Step 2: Ranking Causes To identify the "vital few" causes, the team ranks the causes based on the frequencies they found in their survey. Mrs. Alvarez helps the team calculate the cumulative percentage (each percentage added to the one before it) so they can build a pareto graph. The team constructs a chart with the cause, percentage, and cumulative percentage: Cause Clinic personnel don't follow the schedule Delay in handing over lab results to doctors Inadequate schedules Outdated methods Procedures take too long Lack of automation Clinic personnel lack punctuality Percentage 16% 14% 13% 12% 11% 9% 6% Cumulative Percentage 16% 30% 43% 55% 66% 75% 81%
Making the chart brings a lot of tension out into the open.

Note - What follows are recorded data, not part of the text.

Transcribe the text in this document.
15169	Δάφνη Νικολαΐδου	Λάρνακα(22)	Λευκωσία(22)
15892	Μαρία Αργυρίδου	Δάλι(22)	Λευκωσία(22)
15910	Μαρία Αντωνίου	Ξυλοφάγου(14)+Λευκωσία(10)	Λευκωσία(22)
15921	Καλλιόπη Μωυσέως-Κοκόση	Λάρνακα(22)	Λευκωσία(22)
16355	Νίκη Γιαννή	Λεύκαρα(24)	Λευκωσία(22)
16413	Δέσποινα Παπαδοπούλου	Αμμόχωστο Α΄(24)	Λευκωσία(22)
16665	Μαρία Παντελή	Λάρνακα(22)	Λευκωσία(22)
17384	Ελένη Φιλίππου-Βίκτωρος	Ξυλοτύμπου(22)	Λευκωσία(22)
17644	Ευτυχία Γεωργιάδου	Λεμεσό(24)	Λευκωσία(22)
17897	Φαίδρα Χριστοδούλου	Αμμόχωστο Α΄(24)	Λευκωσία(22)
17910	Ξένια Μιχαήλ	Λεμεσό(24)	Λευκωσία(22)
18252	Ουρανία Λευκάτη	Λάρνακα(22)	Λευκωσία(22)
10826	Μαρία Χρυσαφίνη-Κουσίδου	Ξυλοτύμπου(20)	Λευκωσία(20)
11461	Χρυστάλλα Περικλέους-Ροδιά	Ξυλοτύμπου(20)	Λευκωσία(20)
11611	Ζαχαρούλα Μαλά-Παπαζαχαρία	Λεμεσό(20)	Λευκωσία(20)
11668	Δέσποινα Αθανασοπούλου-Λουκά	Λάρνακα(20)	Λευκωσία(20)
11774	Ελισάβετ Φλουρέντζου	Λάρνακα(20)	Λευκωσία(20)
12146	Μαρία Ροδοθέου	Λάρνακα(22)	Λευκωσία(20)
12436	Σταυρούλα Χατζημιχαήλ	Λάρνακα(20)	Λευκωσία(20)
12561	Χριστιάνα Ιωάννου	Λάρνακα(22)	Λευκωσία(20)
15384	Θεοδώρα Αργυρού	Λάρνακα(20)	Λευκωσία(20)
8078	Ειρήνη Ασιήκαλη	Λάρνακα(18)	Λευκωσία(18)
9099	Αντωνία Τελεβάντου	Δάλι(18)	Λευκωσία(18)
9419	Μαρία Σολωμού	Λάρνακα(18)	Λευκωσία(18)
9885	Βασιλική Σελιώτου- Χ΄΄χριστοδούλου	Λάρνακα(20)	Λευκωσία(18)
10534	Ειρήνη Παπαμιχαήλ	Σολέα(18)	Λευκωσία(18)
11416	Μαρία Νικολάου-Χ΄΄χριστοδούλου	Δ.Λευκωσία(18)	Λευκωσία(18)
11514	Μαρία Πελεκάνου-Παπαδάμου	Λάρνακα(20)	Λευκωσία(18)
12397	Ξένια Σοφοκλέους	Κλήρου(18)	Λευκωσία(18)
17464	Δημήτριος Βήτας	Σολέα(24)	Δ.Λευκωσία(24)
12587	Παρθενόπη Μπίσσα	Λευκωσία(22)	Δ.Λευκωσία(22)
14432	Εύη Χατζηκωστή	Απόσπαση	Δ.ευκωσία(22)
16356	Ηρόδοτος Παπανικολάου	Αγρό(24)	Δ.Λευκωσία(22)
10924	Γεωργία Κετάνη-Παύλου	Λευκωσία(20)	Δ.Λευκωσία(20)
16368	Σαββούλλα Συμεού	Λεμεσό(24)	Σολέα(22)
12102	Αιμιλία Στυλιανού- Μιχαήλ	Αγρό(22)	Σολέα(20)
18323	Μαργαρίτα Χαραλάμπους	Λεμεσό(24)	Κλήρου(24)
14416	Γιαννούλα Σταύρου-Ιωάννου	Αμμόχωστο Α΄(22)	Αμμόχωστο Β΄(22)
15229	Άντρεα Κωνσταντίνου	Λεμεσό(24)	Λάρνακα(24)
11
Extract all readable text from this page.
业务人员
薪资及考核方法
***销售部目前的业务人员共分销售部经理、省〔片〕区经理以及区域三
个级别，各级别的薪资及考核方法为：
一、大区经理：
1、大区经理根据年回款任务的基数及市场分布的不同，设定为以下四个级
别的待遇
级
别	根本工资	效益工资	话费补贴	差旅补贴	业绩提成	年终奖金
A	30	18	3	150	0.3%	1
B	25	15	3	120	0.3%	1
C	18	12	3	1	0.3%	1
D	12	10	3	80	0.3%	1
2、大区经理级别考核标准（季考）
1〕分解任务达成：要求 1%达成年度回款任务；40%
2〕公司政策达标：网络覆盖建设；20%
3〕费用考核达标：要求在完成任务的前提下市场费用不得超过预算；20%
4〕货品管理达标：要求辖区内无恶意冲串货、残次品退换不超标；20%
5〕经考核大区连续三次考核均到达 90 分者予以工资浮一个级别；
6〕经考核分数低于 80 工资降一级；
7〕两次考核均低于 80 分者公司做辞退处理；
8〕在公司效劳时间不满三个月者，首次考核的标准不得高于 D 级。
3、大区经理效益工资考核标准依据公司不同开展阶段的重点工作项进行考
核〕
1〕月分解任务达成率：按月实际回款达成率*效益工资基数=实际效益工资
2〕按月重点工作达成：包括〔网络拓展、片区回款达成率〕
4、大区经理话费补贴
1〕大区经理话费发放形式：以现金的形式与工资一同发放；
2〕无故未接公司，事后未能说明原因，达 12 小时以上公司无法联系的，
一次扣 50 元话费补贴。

Mrs. Alvarez decides to stop here and use some of the Team Building Tools to alleviate the stress arising between the quality team and the staff, as well as within the quality team itself. Step 3: Pareto Graph Now the team is ready to draw the pareto graph. They draw a horizontal axis (x) that represents the different causes, ordered from the most to least frequent. Next, they draw a vertical axis (y) with percentages from 0 to 100%. Now, they construct a bar graph based on the percentage of each cause. They construct a line graph of the cumulative percent. Finally, they draw a line from 80% on the y-axis to the line graph, and then drop the line down to the x-axis. This line separates the important causes from the trivial ones.
Now it is easy to see that approximately six factors are responsible for 80% of the waiting time problem. The other 14 factors are responsible for only 20%. Mrs. Alvarez decides to focus her attention on the most important (most frequently occurring) causes and begins working toward choosing the interventions that will be effective and cost-effective at solving this problem.